I wrote about this lakeside city last year, detailing failed efforts to establish a community college in the town formerly known for its manufacturing prowess. While a lot of those industrial jobs moved abroad, the ones that are left are more technical, requiring credentials and training beyond high school. Without a community college, Erie workers only have pricey, for-profit options from which to choose.
And now, Erie County’s largest employer, GE Transportation, announced a plan last week for more than 1,000 layoffs, in favor of moving more operations to its new locomotive plant in Texas. (A slowdown in locomotive demand is also to blame for 200 separate temporary layoffs announced last week.)
That’s about one-quarter of Erie’s GE workforce. Jim Kurre, of the Economic Research Institute in Erie, estimates that the layoffs will force the county’s unemployment rate up by .07 percent.

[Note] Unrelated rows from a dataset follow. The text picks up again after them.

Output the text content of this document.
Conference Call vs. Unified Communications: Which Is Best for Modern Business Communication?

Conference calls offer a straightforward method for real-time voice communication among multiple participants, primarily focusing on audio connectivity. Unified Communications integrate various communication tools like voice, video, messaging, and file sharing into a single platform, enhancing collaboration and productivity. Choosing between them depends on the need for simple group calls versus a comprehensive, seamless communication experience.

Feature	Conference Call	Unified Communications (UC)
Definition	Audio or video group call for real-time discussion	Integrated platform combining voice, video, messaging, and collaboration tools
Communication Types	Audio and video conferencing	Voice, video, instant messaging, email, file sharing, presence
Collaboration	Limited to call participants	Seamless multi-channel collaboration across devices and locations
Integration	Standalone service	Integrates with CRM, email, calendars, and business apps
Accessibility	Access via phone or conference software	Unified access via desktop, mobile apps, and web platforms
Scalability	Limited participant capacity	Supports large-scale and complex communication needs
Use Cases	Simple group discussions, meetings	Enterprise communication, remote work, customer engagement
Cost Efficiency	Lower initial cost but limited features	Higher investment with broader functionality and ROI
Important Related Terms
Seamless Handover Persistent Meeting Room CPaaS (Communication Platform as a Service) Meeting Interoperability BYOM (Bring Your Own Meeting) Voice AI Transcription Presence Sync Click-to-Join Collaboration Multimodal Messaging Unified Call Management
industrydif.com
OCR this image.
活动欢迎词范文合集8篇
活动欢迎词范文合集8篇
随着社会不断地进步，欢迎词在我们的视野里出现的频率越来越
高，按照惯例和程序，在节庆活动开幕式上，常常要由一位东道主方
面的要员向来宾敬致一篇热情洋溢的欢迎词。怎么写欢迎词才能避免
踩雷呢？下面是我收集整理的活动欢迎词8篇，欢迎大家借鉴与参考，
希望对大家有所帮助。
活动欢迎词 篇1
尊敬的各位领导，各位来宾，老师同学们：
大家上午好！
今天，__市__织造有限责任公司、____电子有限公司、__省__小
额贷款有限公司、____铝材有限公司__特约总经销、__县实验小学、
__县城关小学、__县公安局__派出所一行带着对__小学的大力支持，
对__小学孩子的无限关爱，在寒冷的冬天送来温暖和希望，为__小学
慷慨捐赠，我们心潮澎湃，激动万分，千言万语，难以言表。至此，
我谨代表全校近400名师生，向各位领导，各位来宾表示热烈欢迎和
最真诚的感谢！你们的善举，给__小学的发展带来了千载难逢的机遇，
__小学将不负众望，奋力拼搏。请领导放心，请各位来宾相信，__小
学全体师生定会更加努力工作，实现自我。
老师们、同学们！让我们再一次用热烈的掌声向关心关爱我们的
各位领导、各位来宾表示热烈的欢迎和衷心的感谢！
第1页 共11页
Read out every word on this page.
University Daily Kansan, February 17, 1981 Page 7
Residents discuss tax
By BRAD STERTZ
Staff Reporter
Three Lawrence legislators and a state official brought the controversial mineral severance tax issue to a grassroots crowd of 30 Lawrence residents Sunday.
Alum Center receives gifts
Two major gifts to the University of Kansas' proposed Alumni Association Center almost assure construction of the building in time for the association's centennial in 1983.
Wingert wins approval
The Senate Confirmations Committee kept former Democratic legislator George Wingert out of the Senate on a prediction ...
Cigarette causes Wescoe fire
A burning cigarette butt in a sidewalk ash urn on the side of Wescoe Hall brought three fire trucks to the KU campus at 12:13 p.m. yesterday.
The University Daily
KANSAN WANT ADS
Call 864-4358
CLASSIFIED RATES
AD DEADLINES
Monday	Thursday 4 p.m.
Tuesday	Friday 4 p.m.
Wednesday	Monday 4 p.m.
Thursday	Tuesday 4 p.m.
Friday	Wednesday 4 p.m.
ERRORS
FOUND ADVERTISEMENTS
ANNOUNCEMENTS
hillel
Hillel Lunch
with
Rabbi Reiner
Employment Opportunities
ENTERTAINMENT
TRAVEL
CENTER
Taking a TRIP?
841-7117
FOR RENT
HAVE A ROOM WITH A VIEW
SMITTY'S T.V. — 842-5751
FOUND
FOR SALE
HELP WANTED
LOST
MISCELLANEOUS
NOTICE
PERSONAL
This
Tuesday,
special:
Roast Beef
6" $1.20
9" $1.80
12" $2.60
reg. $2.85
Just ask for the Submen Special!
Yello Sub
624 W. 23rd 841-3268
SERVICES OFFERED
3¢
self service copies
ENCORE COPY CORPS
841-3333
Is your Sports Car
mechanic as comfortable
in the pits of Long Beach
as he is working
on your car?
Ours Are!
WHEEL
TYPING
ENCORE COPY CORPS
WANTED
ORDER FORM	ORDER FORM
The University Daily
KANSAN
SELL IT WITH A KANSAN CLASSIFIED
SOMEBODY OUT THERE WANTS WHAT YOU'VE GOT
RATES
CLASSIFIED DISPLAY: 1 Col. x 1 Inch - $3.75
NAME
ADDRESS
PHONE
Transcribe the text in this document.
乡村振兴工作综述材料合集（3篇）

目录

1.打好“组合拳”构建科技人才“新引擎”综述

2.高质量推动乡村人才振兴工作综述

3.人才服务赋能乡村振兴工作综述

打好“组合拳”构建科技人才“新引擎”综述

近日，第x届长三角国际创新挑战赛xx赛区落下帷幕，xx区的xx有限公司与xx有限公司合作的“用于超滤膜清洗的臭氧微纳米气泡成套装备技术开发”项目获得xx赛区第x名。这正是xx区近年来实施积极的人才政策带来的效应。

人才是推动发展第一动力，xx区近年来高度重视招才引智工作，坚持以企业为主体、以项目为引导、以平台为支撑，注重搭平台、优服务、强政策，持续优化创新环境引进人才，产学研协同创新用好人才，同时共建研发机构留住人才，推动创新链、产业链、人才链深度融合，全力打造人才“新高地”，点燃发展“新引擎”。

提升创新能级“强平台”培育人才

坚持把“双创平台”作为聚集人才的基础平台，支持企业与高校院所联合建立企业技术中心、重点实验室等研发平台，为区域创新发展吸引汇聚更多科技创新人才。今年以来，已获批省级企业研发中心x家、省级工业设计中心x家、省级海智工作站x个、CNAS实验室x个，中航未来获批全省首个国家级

No one will link the closures to the lack of a skilled workforce, but when I was there last spring, officials estimated that 7,500 jobs are waiting for qualified candidates with high-tech training. (This would, of course, include positions in other high-demands sectors in Erie, like healthcare.)
Instead, officials sugar-coat the layoffs, saying they “remain hopeful” that Erie union workers can negotiate to reduce the layoffs within the next 60 days. But don’t they see? GE is chipping away at its standing as the county’s No. 1 employer: It opened the new locomotive plant in Fort Worth, Texas, two years ago this month, rather than expanding operations in Erie, where GE was headquartered. Then, last year, the worldwide transportation company, moved its global headquarters from Erie to the much larger (and likely more fruitful) Chicago.
This already happened, don’t forget, with International Paper. In 2001, that plant – a staple of the town’s economy for more than a century – closed its doors. It was around that same time that Brian Bosworth, in a report commissioned by the county, predicted economic doom if officials didn’t wake up and start investing in their workforce.
Twelve years later, Erie remains the most populated part of the Keystone State without access to a community college—and one large plant short of its former manufacturing prowess.